Com espírito desportivo
Se, quando vais saltar, saltas como uma galinha, deves assustar-te? Ouve o que diz São Pedro: «Carissimi, nolite peregrinari in fervore, qui ad tentationem vobis fit, quasi novi aliquid vobis contingat»4. Não vos surpreendais por não serdes capazes de saltar, por não serdes capazes de vencer; o que nos é próprio é a derrota! A vitória é da graça de Deus. E não esqueçais que uma coisa é o pensamento e outra muito diferente o consentimento. Isto evita muitas dores de cabeça.
Também evitamos muitas tolices dormindo bem, as horas adequadas; comendo o necessário, fazendo o desporto que puderdes com a vossa idade, e descansando. Mas eu gostaria que pusésseis a cruz em todos os pratos; o que não quer dizer que não comamos; trata-se de comer um bocadinho mais do que não vos agrada, um bocadinho, ainda que seja apenas uma colherzinha de café, e um bocadinho menos do que vos agrada, dando sempre graças a Deus.
Não vos espantará saber que vós e eu – eu tanto como vós, pelo menos, ou talvez mais – temos o fomes peccati, uma inclinação natural para tudo o que é pecaminoso. Insisto em que o pecado da carne não é o mais grave. Há outros pecados maiores, ainda que, naturalmente, se deva dominar a concupiscência. Vós e eu não devemos espantar-nos ao ver que, em todas as coisas – não só na sensualidade, mas em tudo –, temos uma inclinação natural para o mal. Alguns espantam-se, enchem-se de soberba e perdem-se.
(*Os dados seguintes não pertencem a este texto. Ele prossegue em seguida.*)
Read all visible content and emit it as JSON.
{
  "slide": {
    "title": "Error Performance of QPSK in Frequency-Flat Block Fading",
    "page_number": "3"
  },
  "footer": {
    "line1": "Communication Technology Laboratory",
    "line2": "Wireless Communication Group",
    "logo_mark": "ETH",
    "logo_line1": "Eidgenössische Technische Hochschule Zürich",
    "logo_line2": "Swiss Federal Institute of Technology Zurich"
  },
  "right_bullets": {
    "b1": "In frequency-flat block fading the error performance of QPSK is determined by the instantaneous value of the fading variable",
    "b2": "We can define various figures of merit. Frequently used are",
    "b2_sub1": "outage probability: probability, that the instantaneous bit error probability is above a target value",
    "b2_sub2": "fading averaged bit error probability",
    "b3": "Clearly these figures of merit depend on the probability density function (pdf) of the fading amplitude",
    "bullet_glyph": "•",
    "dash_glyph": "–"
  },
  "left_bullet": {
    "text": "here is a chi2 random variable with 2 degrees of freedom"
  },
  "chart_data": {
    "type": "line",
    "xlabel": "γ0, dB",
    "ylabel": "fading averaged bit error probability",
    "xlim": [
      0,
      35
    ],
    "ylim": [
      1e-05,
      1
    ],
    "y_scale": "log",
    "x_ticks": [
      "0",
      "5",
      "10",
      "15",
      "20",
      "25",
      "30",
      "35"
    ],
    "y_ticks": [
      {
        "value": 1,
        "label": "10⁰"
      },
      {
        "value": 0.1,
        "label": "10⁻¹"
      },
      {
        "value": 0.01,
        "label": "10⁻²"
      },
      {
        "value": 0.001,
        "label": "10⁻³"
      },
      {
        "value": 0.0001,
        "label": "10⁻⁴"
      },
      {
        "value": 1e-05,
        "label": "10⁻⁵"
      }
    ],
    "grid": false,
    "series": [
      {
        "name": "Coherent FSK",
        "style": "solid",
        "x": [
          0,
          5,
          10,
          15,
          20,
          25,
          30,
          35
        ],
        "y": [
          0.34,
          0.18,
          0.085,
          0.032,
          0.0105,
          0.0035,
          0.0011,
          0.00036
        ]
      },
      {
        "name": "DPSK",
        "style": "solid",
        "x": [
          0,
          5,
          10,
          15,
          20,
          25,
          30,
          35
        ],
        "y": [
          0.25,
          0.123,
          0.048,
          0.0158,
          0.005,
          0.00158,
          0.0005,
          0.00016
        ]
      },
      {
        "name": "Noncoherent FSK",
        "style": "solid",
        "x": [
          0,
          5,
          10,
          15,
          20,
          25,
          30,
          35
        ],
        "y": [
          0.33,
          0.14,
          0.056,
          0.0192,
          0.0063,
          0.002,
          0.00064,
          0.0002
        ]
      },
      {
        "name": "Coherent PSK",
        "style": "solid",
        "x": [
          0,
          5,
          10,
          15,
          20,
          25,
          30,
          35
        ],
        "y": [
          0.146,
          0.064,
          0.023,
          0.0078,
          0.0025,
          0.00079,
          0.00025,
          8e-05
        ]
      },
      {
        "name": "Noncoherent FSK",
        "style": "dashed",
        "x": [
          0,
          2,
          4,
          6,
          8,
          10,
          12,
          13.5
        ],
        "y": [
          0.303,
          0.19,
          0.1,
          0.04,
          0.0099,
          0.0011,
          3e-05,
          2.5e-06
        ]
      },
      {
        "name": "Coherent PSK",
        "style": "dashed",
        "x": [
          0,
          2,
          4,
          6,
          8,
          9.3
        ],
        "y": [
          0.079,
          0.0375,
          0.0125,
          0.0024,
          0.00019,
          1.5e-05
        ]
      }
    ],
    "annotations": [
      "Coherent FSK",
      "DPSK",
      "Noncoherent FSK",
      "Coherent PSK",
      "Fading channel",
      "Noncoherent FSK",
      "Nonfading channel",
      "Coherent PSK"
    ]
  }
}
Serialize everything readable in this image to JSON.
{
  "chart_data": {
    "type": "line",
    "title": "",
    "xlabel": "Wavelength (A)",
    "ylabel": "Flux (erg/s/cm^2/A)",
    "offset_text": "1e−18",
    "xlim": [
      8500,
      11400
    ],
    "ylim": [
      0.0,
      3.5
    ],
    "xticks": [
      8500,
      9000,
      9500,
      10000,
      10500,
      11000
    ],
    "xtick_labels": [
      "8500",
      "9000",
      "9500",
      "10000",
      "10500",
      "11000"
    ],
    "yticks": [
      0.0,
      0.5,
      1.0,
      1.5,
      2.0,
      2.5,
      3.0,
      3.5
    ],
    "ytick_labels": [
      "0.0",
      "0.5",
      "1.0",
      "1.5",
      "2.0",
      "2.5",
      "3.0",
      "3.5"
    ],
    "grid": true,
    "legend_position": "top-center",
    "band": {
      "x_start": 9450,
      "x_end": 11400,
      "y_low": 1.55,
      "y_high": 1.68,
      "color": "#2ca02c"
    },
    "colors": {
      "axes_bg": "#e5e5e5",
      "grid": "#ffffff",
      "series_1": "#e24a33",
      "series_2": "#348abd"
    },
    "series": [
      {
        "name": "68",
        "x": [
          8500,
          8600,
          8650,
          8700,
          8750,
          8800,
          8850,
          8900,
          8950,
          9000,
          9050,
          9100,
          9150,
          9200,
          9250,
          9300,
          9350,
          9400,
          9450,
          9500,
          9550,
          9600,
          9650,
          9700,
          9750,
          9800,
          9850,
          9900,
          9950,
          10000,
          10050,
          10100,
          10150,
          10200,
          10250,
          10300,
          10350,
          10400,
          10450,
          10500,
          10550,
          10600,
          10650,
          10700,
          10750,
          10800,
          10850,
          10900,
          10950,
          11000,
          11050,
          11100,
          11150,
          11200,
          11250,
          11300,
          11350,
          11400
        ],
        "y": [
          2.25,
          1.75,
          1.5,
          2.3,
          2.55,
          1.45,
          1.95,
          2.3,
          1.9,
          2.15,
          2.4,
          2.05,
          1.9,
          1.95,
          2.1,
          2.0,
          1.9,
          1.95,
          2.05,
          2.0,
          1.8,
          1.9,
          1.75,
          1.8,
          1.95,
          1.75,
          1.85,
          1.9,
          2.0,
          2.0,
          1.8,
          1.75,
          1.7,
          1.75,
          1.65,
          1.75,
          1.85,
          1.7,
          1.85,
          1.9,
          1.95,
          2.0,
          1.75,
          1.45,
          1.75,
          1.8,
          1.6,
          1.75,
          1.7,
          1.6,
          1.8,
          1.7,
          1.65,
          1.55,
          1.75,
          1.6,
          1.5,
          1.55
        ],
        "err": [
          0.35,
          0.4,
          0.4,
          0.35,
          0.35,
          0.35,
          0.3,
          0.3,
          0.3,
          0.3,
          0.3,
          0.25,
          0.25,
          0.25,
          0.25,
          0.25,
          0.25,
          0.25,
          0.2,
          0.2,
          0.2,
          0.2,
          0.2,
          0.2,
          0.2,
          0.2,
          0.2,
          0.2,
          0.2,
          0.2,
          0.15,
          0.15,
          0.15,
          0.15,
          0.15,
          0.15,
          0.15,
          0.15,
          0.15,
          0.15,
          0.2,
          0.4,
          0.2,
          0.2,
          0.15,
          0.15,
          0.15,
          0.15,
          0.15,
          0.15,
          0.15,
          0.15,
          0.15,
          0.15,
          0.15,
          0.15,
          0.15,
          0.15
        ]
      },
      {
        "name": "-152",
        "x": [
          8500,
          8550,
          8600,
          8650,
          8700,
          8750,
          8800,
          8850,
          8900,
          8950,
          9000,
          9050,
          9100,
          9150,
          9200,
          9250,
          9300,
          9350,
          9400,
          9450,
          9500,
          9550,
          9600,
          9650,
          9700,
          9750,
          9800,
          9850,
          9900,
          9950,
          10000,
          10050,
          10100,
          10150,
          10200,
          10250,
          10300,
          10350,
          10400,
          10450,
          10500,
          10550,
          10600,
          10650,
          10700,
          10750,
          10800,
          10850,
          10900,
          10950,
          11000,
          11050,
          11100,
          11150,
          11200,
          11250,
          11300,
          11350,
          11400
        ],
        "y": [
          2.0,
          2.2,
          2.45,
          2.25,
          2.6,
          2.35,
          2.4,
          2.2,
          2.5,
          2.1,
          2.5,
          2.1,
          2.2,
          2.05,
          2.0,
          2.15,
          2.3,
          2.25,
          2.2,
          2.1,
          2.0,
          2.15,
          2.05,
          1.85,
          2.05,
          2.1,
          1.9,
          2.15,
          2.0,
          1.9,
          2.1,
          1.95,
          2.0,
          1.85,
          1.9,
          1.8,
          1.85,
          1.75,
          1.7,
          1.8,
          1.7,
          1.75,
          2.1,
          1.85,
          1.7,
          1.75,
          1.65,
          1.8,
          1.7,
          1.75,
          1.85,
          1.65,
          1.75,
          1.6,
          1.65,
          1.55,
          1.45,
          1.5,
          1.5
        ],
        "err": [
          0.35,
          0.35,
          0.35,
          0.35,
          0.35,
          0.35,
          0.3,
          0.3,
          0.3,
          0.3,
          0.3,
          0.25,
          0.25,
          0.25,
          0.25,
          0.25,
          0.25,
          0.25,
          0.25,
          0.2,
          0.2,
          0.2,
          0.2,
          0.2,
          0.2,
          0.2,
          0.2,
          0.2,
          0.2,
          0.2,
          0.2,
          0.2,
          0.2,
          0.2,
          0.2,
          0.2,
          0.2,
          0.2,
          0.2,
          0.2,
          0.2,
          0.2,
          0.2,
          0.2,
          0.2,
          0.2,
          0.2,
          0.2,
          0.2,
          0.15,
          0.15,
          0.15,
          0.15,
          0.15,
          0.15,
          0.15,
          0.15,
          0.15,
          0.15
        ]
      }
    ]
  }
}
Quando eu confessava numa igreja pública – há muitos anos –, costumava fazer como os velhos confessores. Depois de ouvir uma enxurrada de lixo, perguntava: é só isso, meu filho? Porque estou convencido de que, se Deus me soltar da sua mão, qualquer um daqueles pecadores parecerá um pigmeu no mal a comparar comigo, que me sinto capaz de todos os erros e de todos os horrores.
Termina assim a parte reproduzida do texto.